One of these (the one Arthur now came across) supposedly relates the experiences of one Veet Voojagig, a quiet young student at the University of Maximegalon, who pursued a brilliant academic career studying ancient philology, transformational ethics and the wave harmonic theory of historical perception, and then, after a night of drinking Pan Galactic Gargle Blasters with Zaphod Beeblebrox, became increasingly obsessed with the problem of what had happened to all the biros he'd bought over the past few years.

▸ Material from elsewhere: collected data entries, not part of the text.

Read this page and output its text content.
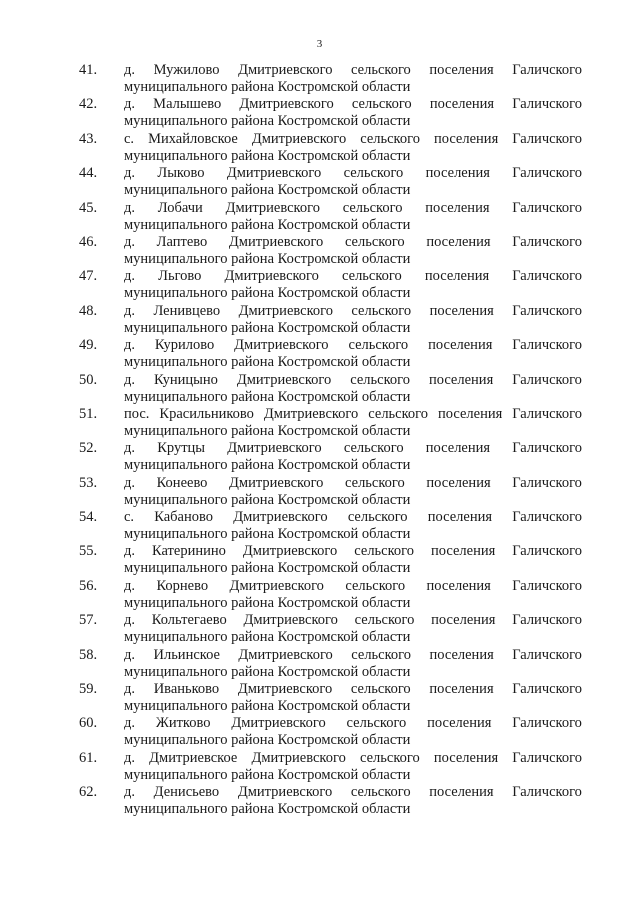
3
41.	д. Мужилово Дмитриевского сельского поселения Галичского
муниципального района Костромской области
42.	д. Малышево Дмитриевского сельского поселения Галичского
муниципального района Костромской области
43.	с. Михайловское Дмитриевского сельского поселения Галичского
муниципального района Костромской области
44.	д. Лыково Дмитриевского сельского поселения Галичского
муниципального района Костромской области
45.	д. Лобачи Дмитриевского сельского поселения Галичского
муниципального района Костромской области
46.	д. Лаптево Дмитриевского сельского поселения Галичского
муниципального района Костромской области
47.	д. Льгово Дмитриевского сельского поселения Галичского
муниципального района Костромской области
48.	д. Ленивцево Дмитриевского сельского поселения Галичского
муниципального района Костромской области
49.	д. Курилово Дмитриевского сельского поселения Галичского
муниципального района Костромской области
50.	д. Куницыно Дмитриевского сельского поселения Галичского
муниципального района Костромской области
51.	пос. Красильниково Дмитриевского сельского поселения Галичского
муниципального района Костромской области
52.	д. Крутцы Дмитриевского сельского поселения Галичского
муниципального района Костромской области
53.	д. Конеево Дмитриевского сельского поселения Галичского
муниципального района Костромской области
54.	с. Кабаново Дмитриевского сельского поселения Галичского
муниципального района Костромской области
55.	д. Катеринино Дмитриевского сельского поселения Галичского
муниципального района Костромской области
56.	д. Корнево Дмитриевского сельского поселения Галичского
муниципального района Костромской области
57.	д. Кольтегаево Дмитриевского сельского поселения Галичского
муниципального района Костромской области
58.	д. Ильинское Дмитриевского сельского поселения Галичского
муниципального района Костромской области
59.	д. Иваньково Дмитриевского сельского поселения Галичского
муниципального района Костромской области
60.	д. Житково Дмитриевского сельского поселения Галичского
муниципального района Костромской области
61.	д. Дмитриевское Дмитриевского сельского поселения Галичского
муниципального района Костромской области
62.	д. Денисьево Дмитриевского сельского поселения Галичского
муниципального района Костромской области
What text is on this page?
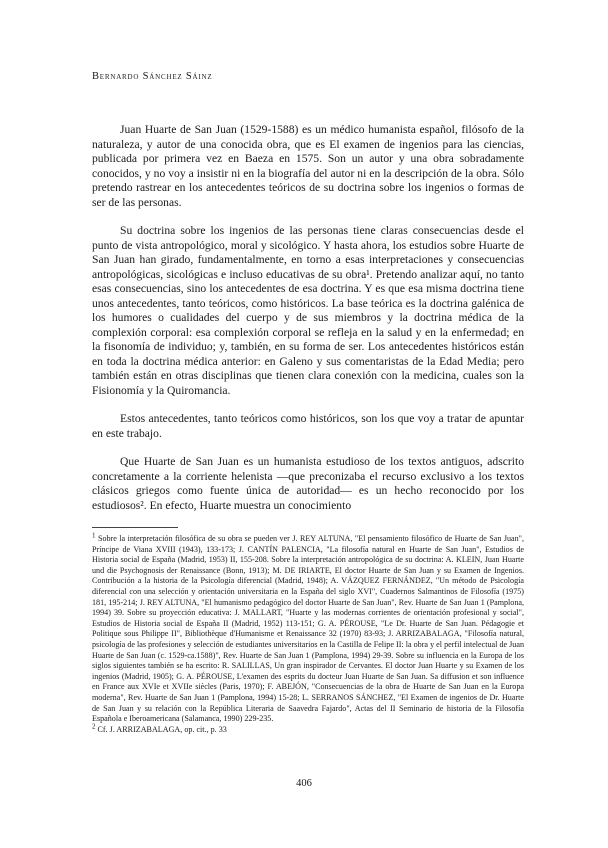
Bernardo Sánchez Sáinz

Juan Huarte de San Juan (1529-1588) es un médico humanista español, filósofo de la naturaleza, y autor de una conocida obra, que es El examen de ingenios para las ciencias, publicada por primera vez en Baeza en 1575. Son un autor y una obra sobradamente conocidos, y no voy a insistir ni en la biografía del autor ni en la descripción de la obra. Sólo pretendo rastrear en los antecedentes teóricos de su doctrina sobre los ingenios o formas de ser de las personas.

Su doctrina sobre los ingenios de las personas tiene claras consecuencias desde el punto de vista antropológico, moral y sicológico. Y hasta ahora, los estudios sobre Huarte de San Juan han girado, fundamentalmente, en torno a esas interpretaciones y consecuencias antropológicas, sicológicas e incluso educativas de su obra¹. Pretendo analizar aquí, no tanto esas consecuencias, sino los antecedentes de esa doctrina. Y es que esa misma doctrina tiene unos antecedentes, tanto teóricos, como históricos. La base teórica es la doctrina galénica de los humores o cualidades del cuerpo y de sus miembros y la doctrina médica de la complexión corporal: esa complexión corporal se refleja en la salud y en la enfermedad; en la fisonomía de individuo; y, también, en su forma de ser. Los antecedentes históricos están en toda la doctrina médica anterior: en Galeno y sus comentaristas de la Edad Media; pero también están en otras disciplinas que tienen clara conexión con la medicina, cuales son la Fisionomía y la Quiromancia.

Estos antecedentes, tanto teóricos como históricos, son los que voy a tratar de apuntar en este trabajo.

Que Huarte de San Juan es un humanista estudioso de los textos antiguos, adscrito concretamente a la corriente helenista —que preconizaba el recurso exclusivo a los textos clásicos griegos como fuente única de autoridad— es un hecho reconocido por los estudiosos². En efecto, Huarte muestra un conocimiento

1 Sobre la interpretación filosófica de su obra se pueden ver J. REY ALTUNA, "El pensamiento filosófico de Huarte de San Juan", Príncipe de Viana XVIII (1943), 133-173; J. CANTÍN PALENCIA, "La filosofía natural en Huarte de San Juan", Estudios de Historia social de España (Madrid, 1953) II, 155-208. Sobre la interpretación antropológica de su doctrina: A. KLEIN, Juan Huarte und die Psychognosis der Renaissance (Bonn, 1913); M. DE IRIARTE, El doctor Huarte de San Juan y su Examen de Ingenios. Contribución a la historia de la Psicología diferencial (Madrid, 1948); A. VÁZQUEZ FERNÁNDEZ, "Un método de Psicología diferencial con una selección y orientación universitaria en la España del siglo XVI", Cuadernos Salmantinos de Filosofía (1975) 181, 195-214; J. REY ALTUNA, "El humanismo pedagógico del doctor Huarte de San Juan", Rev. Huarte de San Juan 1 (Pamplona, 1994) 39. Sobre su proyección educativa: J. MALLART, "Huarte y las modernas corrientes de orientación profesional y social", Estudios de Historia social de España II (Madrid, 1952) 113-151; G. A. PÉROUSE, "Le Dr. Huarte de San Juan. Pédagogie et Politique sous Philippe II", Bibliothèque d'Humanisme et Renaissance 32 (1970) 83-93; J. ARRIZABALAGA, "Filosofía natural, psicología de las profesiones y selección de estudiantes universitarios en la Castilla de Felipe II: la obra y el perfil intelectual de Juan Huarte de San Juan (c. 1529-ca.1588)", Rev. Huarte de San Juan 1 (Pamplona, 1994) 29-39. Sobre su influencia en la Europa de los siglos siguientes también se ha escrito: R. SALILLAS, Un gran inspirador de Cervantes. El doctor Juan Huarte y su Examen de los ingenios (Madrid, 1905); G. A. PÉROUSE, L'examen des esprits du docteur Juan Huarte de San Juan. Sa diffusion et son influence en France aux XVIe et XVIIe siècles (Paris, 1970); F. ABEJÓN, "Consecuencias de la obra de Huarte de San Juan en la Europa moderna", Rev. Huarte de San Juan 1 (Pamplona, 1994) 15-28; L. SERRANOS SÁNCHEZ, "El Examen de ingenios de Dr. Huarte de San Juan y su relación con la República Literaria de Saavedra Fajardo", Actas del II Seminario de historia de la Filosofía Española e Iberoamericana (Salamanca, 1990) 229-235.

2 Cf. J. ARRIZABALAGA, op. cit., p. 33

406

There followed a long period of painstaking research during which he visited all the major centres of biro loss throughout the galaxy and eventually came up with a quaint little theory which quite caught the public imagination at the time. Somewhere in the cosmos, he said, along with all the planets inhabited by humanoids, reptiloids, fishoids, walking treeoids and superintelligent shades of the colour blue, there was also a planet entirely given over to biro life forms. And it was to this planet that unattended biros would make their way, slipping away quietly through wormholes in space to a world where they knew they could enjoy a uniquely biroid lifestyle, responding to highly biro-oriented stimuli, and generally leading the biro equivalent of the good life.

And as theories go this was all very fine and pleasant until Veet Voojagig suddenly claimed to have found this planet, and to have worked there for a while driving a limousine for a family of cheap green retractables, whereupon he was taken away, locked up, wrote a book, and was finally sent into tax exile, which is the usual fate reserved for those who are determined to make a fool of themselves in public.

When one day an expedition was sent to the spatial coordinates that Voojagig had claimed for this planet they discovered only a small asteroid inhabited by a solitary old man who claimed repeatedly that nothing was true, though he was later discovered to be lying.

There did, however, remain the question of both the mysterious 60,000 Altairan dollars paid yearly into his Brantisvogan bank account, and of course Zaphod Beeblebrox's highly profitable second-hand biro business.